The tomb complex covers an area of 3,500 sq ft and is tucked away in Nizamuddin Basti, a densely populated 14th century Delhi village. Like other places of historical significance, it has seen far better days. But the makeover will be drastic. “We are trying to restore the dignity of Ghalib’s tomb,” says Ratish Nanda of Aga Khan Trust for Culture, an international foundation that is doing the restoration in partnership with Archaeological Survey of India (ASI) and the Municipal Corporation of Delhi.
Located on the principal street to Hazrat Nizamuddin’s sufi shrine, Ghalib’s tomb usually goes unnoticed. “The white marble tomb is a well-kept structure,” says author William Dalrymple, “but the courtyard is tatty.” An understatement. Originally commissioned by a Nizam of Hyderabad, it was like a badminton court with its paved sandstone and marble strips. The entrance was merely a grilled gate. There was no wall to hide the butcheries, kebab stalls and open drains of the street opposite. The iron grill made the place resemble a jail, not a poet’s grave. “[Now] we’re creating something to suit Ghalib’s status,” says Shaheer.
That seems impossible — the Mughal-era poet’s stature is far too majestic. With his verses figuring in Bollywood chartbusters, bestselling books, and Prime Ministers’ speeches, the poet is a popular cultural icon. But Ghalib, a lover of wine and women, died in poverty and his last haveli in Ballimaran, Old Delhi, was converted into a coal depot for some time. The tomb must fare better.
“The new-look tomb will give a sense of the times Ghalib lived in,” says Shaheer. To revive the romance, the courtyard is being paved with red sandstone, white marble inlays and ornamental patterns. There’ll be benches, trees and sweet-smelling shrubs favoured by the Mughals. (The tomb is next door to Chausath Khamba, a beautiful Jehangir-era monument.) The jail-like grill has been removed; a delicate hand-carved stone lattice screen is coming up. Through these jaalis, you will see the street but hear no street noise. A Ghalib couplet will be inscribed on a marble slab.

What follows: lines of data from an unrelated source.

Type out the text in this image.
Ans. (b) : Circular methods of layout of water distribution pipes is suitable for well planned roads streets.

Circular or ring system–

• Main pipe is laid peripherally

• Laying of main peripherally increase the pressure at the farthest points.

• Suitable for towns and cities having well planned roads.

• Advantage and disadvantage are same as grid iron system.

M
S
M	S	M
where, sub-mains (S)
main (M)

A board displaying the tomb’s new design is hanging out in the street. “There was nothing to see in the tomb. Now people will notice it,” says Kabiruddin Nizami, a local resident. “Visitors will realise that a great historical person is buried here.” There are fears, too. “Yes, it’s looking good,” says Naseeruddin Qureshi, a butcher. “But the flowerwallahs outside may lose their livelihood. You might have to pay money for entry tickets.”
In Iran, the grave of Persian poet Hafiz lies in the middle of a landscaped courtyard, with historically appropriate plantings and elegant, handcrafted building elements. It is a major tourist attraction. Ghalib’s resting place, too, deserves that distinction. For his restorers, that’s the challenge.